M.C.: Trump influenza i produttori di film horror, questo è certo! Due settimane fa, Stephen King ha scritto di X come personaggio di Greg Stillson nel suo romanzo La zona morta è stato ispirato da Donald Trump. Era uno scherzo: lo scrisse 45 anni fa. Ma se ricordate l’adattamento di David Cronenberg, è la storia di un professore universitario (Christopher Walken) che improvvisamente, dopo un incidente, possiede il dono soprannaturale della prescienza. Stringe la mano a Stillson (Martin Sheen), un candidato ultranazionalista al Senato degli Stati Uniti, e ha la visione di lui che diventa presidente degli Stati Uniti, dando inizio a una guerra nucleare.

Il che ci porta, inevitabilmente, a Guerra civile, di Alex Garland, che ricorda l’insurrezione del 6 gennaio 2021 e il rifiuto (ad oggi) di Donald Trump di ammettere la sua sconfitta elettorale. In Guerra civileil desiderio del padre Uscire viene raggiunto: il presidente rimane al potere per un terzo mandato. Con la forza.

Marco Cassivi

M.D.: Storie anticipatrici come quelle di Guerra civile e franchezza L’epurazione sono sempre più preoccupanti, perché gli universi distopici che descrivono sembrano avvicinarsi sempre di più al nostro tempo. Nella terza parte, L’epurazione: anno elettoraleambientato nel 2040 e pubblicato nel 2016, l’anno in cui Trump ha vinto su Hilary Clinton, un democratico promette di eliminare la Purga, il cui obiettivo nascosto è sradicare i cittadini bisognosi e consentire ai più abbienti di esprimere i propri impulsi violenti. Durante il dibattito tra Kamala Harris e Trump, la vicepresidente ha ricordato che lei vuole aiutare la classe media e le PMI, mentre la sua rivale vuole accontentare i multimilionari. Detto questo, la critica più feroce dell’America arriva, ancora una volta, da Jordan Peele. Nel dramma dell’orrore Noi (Stati Uniti/Nous), uscito nel 2019, il sogno americano sta subendo un duro colpo. Vediamo famiglie benestanti attaccate da sosia, che provengono da passaggi sotterranei abbandonati in vari luoghi, per prendere il loro posto uccidendoli. Come metafora del divario che si sta allargando tra le classi sociali, è piuttosto violenta.

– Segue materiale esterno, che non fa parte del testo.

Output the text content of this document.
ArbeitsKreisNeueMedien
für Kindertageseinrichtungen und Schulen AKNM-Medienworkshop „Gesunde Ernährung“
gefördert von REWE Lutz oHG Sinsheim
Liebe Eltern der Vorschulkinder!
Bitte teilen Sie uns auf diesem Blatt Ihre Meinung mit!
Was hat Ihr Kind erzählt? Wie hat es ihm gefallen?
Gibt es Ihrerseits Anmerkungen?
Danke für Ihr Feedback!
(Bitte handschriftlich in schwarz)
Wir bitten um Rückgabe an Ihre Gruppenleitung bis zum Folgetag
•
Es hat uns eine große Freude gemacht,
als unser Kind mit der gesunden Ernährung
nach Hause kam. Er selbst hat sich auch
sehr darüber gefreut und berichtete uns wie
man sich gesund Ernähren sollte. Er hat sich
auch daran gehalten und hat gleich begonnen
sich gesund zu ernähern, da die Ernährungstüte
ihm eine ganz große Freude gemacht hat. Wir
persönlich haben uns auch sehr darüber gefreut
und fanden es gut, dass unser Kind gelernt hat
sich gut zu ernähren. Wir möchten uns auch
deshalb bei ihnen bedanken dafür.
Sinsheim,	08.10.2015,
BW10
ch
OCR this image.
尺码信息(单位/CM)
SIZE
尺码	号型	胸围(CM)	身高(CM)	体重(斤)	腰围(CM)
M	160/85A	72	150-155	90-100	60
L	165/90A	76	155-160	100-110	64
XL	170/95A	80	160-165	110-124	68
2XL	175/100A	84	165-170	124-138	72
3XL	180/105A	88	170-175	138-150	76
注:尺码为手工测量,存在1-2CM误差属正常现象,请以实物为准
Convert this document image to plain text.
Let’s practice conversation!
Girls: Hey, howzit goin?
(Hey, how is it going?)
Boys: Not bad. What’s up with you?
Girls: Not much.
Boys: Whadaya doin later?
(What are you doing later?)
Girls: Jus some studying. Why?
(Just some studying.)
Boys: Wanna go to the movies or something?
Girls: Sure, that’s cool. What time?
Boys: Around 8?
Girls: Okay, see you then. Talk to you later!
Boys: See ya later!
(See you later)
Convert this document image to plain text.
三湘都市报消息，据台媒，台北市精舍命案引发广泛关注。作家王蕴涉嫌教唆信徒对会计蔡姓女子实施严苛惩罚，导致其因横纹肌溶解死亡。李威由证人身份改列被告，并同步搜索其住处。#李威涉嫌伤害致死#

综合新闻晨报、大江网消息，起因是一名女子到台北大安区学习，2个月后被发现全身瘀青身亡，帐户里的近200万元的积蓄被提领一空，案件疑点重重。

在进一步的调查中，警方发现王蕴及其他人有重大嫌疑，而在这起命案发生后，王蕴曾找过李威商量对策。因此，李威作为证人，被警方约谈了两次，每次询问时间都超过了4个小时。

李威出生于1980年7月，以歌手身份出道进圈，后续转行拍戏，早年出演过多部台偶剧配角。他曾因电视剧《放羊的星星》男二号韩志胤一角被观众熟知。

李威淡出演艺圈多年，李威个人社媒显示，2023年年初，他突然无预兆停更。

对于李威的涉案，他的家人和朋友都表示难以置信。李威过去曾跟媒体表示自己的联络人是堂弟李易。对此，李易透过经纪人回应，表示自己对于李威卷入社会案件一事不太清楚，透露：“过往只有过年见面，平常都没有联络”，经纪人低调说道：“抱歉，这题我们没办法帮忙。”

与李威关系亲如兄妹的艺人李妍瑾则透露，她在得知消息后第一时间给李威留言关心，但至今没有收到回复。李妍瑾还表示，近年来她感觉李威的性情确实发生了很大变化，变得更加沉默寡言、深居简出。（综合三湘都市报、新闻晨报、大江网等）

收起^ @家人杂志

M.C.: Jordan Peele ha il dono di sentire il polso della sua nazione, hai ragione. Nonostante tutte le riserve che ho espresso in merito Megalopoli – rientra nella categoria “così brutto che è buono”? –, anche Francis Coppola propone a suo modo una favola sulla caduta dell’impero americano ispirata alla presidenza Trump. Lo possiamo percepire nel grottesco del film e in uno dei suoi personaggi, interpretato da Shia LaBeouf. Il cugino di Caesar (Adam Driver) è un figlio ozioso e venale di un miliardario (Jon Voight, un raro comico pro-Trump) che si reinventa come demagogo populista. In una conferenza stampa prima della presentazione del Megalopoli al New York Film Festival di settembre, Coppola ha detto che il suo film rifletteva “dove andranno gli Stati Uniti tra pochi mesi”. Dovevi vedere la faccia smorfia di Robert De Niro, accanto a lui sul palco. Ha detto tutte le cose negative che pensava del candidato repubblicano. Non è l’unico a sperare che Coppola abbia torto.